Mrs. Altner rejected the idea that this zone change is required by the state. “The LWRP program was developed so each community could develop its own vision for its waterfront,” she said. “I was a member of Huntington’s LWRP. In 2002, we were told that the committee wasn’t going to meet regularly for a while because it lost some funding and restoring it would take a couple of months. We never heard back from the Town. So the LWRP you’re developing has no input from my community.”
Mrs. Altner, who circulated a petition requesting that the Town remove Eaton’s Neck from the area included in the zone change, said that she spoke to Mr. Ressler who disputed what her deed says.
“So due to the randomness of setting the high tide water mark, due to the lack of study for our area and, most egregiously, you had the opportunity to protect the Sallie Ruppert Preserve and you didn’t,” she said. The Sallie Ruppert Nature Preserve is located at the tip of Eaton’s Neck at Sand City, also known as Hobart Beach, owned by the Town.
Another POENB member and past president Christine Ballow said that she, too, was a member of the LWRP committee that stopped meeting. “And while we were on the committee none of these zoning issues ever came up,” he said. “My issue is with the mean high tide mark. I know many of our residents have underwater property on their deed so I have a problem with that possibly being taken away.”
She said she is suspicious that the zoning amendment has been “pushed through by people with agendas.”
Another Eaton’s Neck resident, Lawrence Beck, asked the Board why it didn’t simply exempt residential areas from the rezoning. “I get the impression that each on of your Board members are under the belief that there is no change at all to the residential property owners,” he said.
Supervisor Petrone said because the rezoning only applies to public property.
“It does not affect the upland property,” he said.

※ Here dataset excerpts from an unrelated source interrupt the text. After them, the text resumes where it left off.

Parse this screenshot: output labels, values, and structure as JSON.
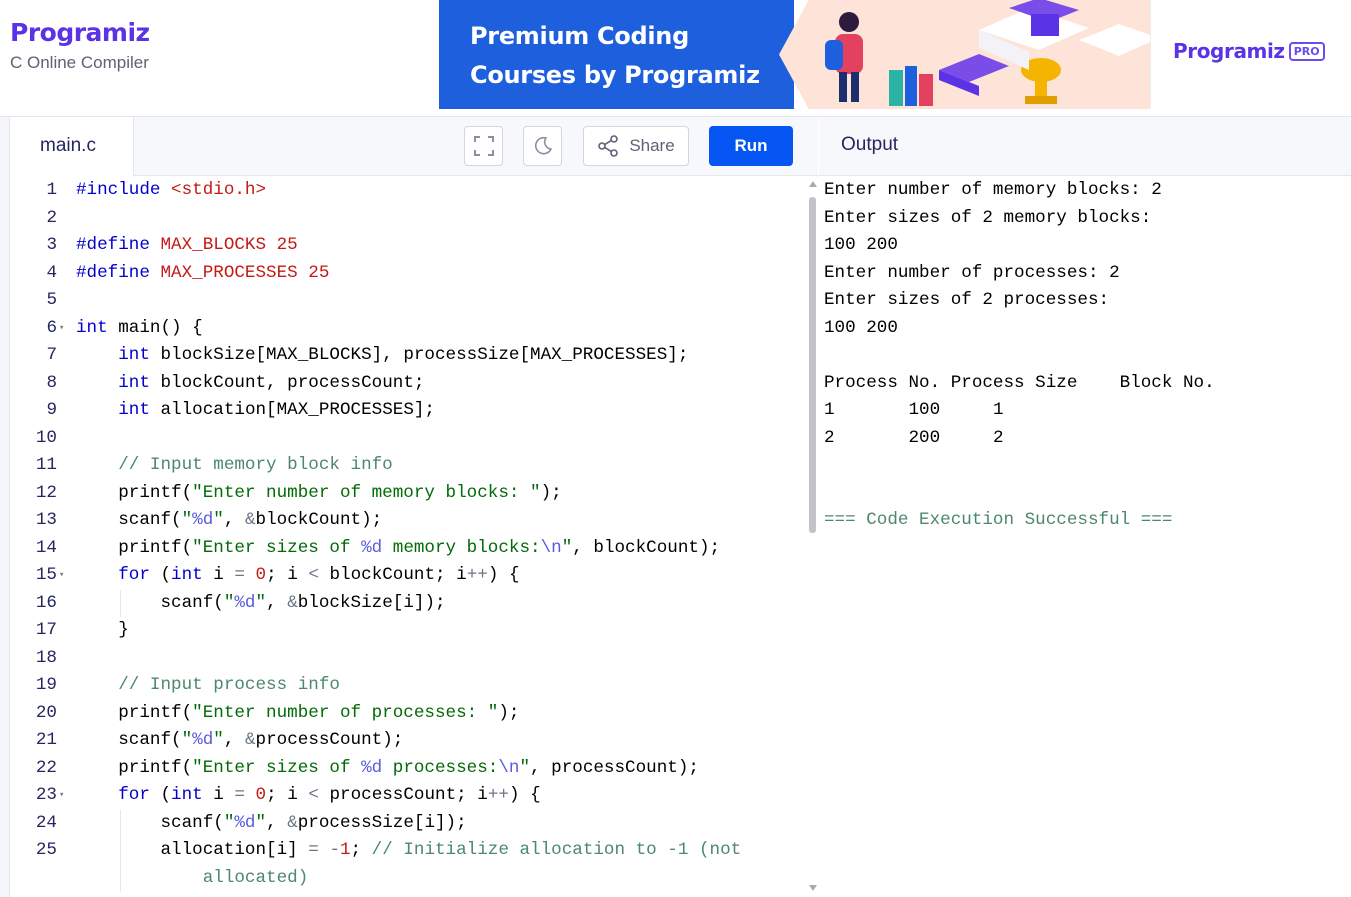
{
  "header": {
    "logo_text": "Programiz",
    "subtitle": "C Online Compiler"
  },
  "ad": {
    "title": "Premium Coding\nCourses by Programiz",
    "pro_logo": "Programiz",
    "pro_badge": "PRO"
  },
  "editor": {
    "file_tab": "main.c",
    "fullscreen_icon": "expand-icon",
    "theme_icon": "moon-icon",
    "share_icon": "share-icon",
    "share_label": "Share",
    "run_label": "Run",
    "lines": [
      {
        "n": "1",
        "fold": false,
        "html": "<span class=\"kw\">#include</span> <span class=\"inc\">&lt;stdio.h&gt;</span>"
      },
      {
        "n": "2",
        "fold": false,
        "html": ""
      },
      {
        "n": "3",
        "fold": false,
        "html": "<span class=\"kw\">#define</span> <span class=\"mac\">MAX_BLOCKS 25</span>"
      },
      {
        "n": "4",
        "fold": false,
        "html": "<span class=\"kw\">#define</span> <span class=\"mac\">MAX_PROCESSES 25</span>"
      },
      {
        "n": "5",
        "fold": false,
        "html": ""
      },
      {
        "n": "6",
        "fold": true,
        "html": "<span class=\"ty\">int</span> main() {"
      },
      {
        "n": "7",
        "fold": false,
        "indent": 1,
        "html": "    <span class=\"ty\">int</span> blockSize[MAX_BLOCKS], processSize[MAX_PROCESSES];"
      },
      {
        "n": "8",
        "fold": false,
        "indent": 1,
        "html": "    <span class=\"ty\">int</span> blockCount, processCount;"
      },
      {
        "n": "9",
        "fold": false,
        "indent": 1,
        "html": "    <span class=\"ty\">int</span> allocation[MAX_PROCESSES];"
      },
      {
        "n": "10",
        "fold": false,
        "html": ""
      },
      {
        "n": "11",
        "fold": false,
        "indent": 1,
        "html": "    <span class=\"cm\">// Input memory block info</span>"
      },
      {
        "n": "12",
        "fold": false,
        "indent": 1,
        "html": "    printf(<span class=\"str\">\"Enter number of memory blocks: \"</span>);"
      },
      {
        "n": "13",
        "fold": false,
        "indent": 1,
        "html": "    scanf(<span class=\"str\">\"<span class=\"esc\">%d</span>\"</span>, <span class=\"op\">&amp;</span>blockCount);"
      },
      {
        "n": "14",
        "fold": false,
        "indent": 1,
        "html": "    printf(<span class=\"str\">\"Enter sizes of <span class=\"esc\">%d</span> memory blocks:<span class=\"esc\">\\n</span>\"</span>, blockCount);"
      },
      {
        "n": "15",
        "fold": true,
        "indent": 1,
        "html": "    <span class=\"kw\">for</span> (<span class=\"ty\">int</span> i <span class=\"op\">=</span> <span class=\"num\">0</span>; i <span class=\"op\">&lt;</span> blockCount; i<span class=\"op\">++</span>) {"
      },
      {
        "n": "16",
        "fold": false,
        "indent": 2,
        "html": "        scanf(<span class=\"str\">\"<span class=\"esc\">%d</span>\"</span>, <span class=\"op\">&amp;</span>blockSize[i]);"
      },
      {
        "n": "17",
        "fold": false,
        "indent": 1,
        "html": "    }"
      },
      {
        "n": "18",
        "fold": false,
        "html": ""
      },
      {
        "n": "19",
        "fold": false,
        "indent": 1,
        "html": "    <span class=\"cm\">// Input process info</span>"
      },
      {
        "n": "20",
        "fold": false,
        "indent": 1,
        "html": "    printf(<span class=\"str\">\"Enter number of processes: \"</span>);"
      },
      {
        "n": "21",
        "fold": false,
        "indent": 1,
        "html": "    scanf(<span class=\"str\">\"<span class=\"esc\">%d</span>\"</span>, <span class=\"op\">&amp;</span>processCount);"
      },
      {
        "n": "22",
        "fold": false,
        "indent": 1,
        "html": "    printf(<span class=\"str\">\"Enter sizes of <span class=\"esc\">%d</span> processes:<span class=\"esc\">\\n</span>\"</span>, processCount);"
      },
      {
        "n": "23",
        "fold": true,
        "indent": 1,
        "html": "    <span class=\"kw\">for</span> (<span class=\"ty\">int</span> i <span class=\"op\">=</span> <span class=\"num\">0</span>; i <span class=\"op\">&lt;</span> processCount; i<span class=\"op\">++</span>) {"
      },
      {
        "n": "24",
        "fold": false,
        "indent": 2,
        "html": "        scanf(<span class=\"str\">\"<span class=\"esc\">%d</span>\"</span>, <span class=\"op\">&amp;</span>processSize[i]);"
      },
      {
        "n": "25",
        "fold": false,
        "indent": 2,
        "html": "        allocation[i] <span class=\"op\">=</span> <span class=\"op\">-</span><span class=\"num\">1</span>; <span class=\"cm\">// Initialize allocation to -1 (not</span>"
      },
      {
        "n": "",
        "fold": false,
        "indent": 2,
        "html": "            <span class=\"cm\">allocated)</span>"
      }
    ]
  },
  "output": {
    "title": "Output",
    "lines": [
      "Enter number of memory blocks: 2",
      "Enter sizes of 2 memory blocks:",
      "100 200",
      "Enter number of processes: 2",
      "Enter sizes of 2 processes:",
      "100 200",
      "",
      "Process No.\tProcess Size\tBlock No.",
      "1\t\t100\t\t1",
      "2\t\t200\t\t2",
      "",
      "",
      "=== Code Execution Successful ==="
    ],
    "success_line_index": 12
  }
}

Mr. Beck rejected that. “You’re looking me in the eye and telling me my home five years from today is still going to be zoned the same way,” he said.
The Supervisor said yes.
Gordon Goldsmith of East Shore Road in Halesite asked the Board if the new district was a “fait acccompli.”
“Or would a petition stop the change?” he asked, adding that he was also a member of the LWRP committee. “But I asked too many questions and they stopped sending me notice of the meetings,” he said.
Councilman Mark Cuthbertson said that it’s a zone change so the Board would consider everything submitted to them before voting. “We’re in the process of having a public hearing, which means it’s not a fait accompli,” Councilman Cuthbertson said, adding that he shared the concerns the residents have now. “I see a lot of suspicion here. There’s no underlying scheme here. I wanted to know, ‘Is there some grant development scheme behind this?’ I asked Mr. Aloisio and there isn’t. There is a desire on our part to adopt a local rezoning law. Granted if I got a notice in the mail, I would be down here asking the same questions but I can tell you there’s no desire to do anything but adopt a regulatory law.”
Suzanne Ridenour of Abbot Drive in Huntington said that she has been trying to understand the property but “I’ve not been understanding it. It seems you need to get this to get that but we don’t understand what that is. Currently the LWRP is a lot of rumors about ferries, roundabouts, amusement parks. There are rumors we need to put to rest. This maritime issue is something that I don’t understand because it’s written in Greek so I come here and say, ‘What’s up?’”
South Huntington resident Marie Rendelly said that three minutes — the time allotted to each of the dozen speakers—was clearly not enough time for them to voice their concerns.
Supervisor Petrone took her suggestion and promised an informational meeting.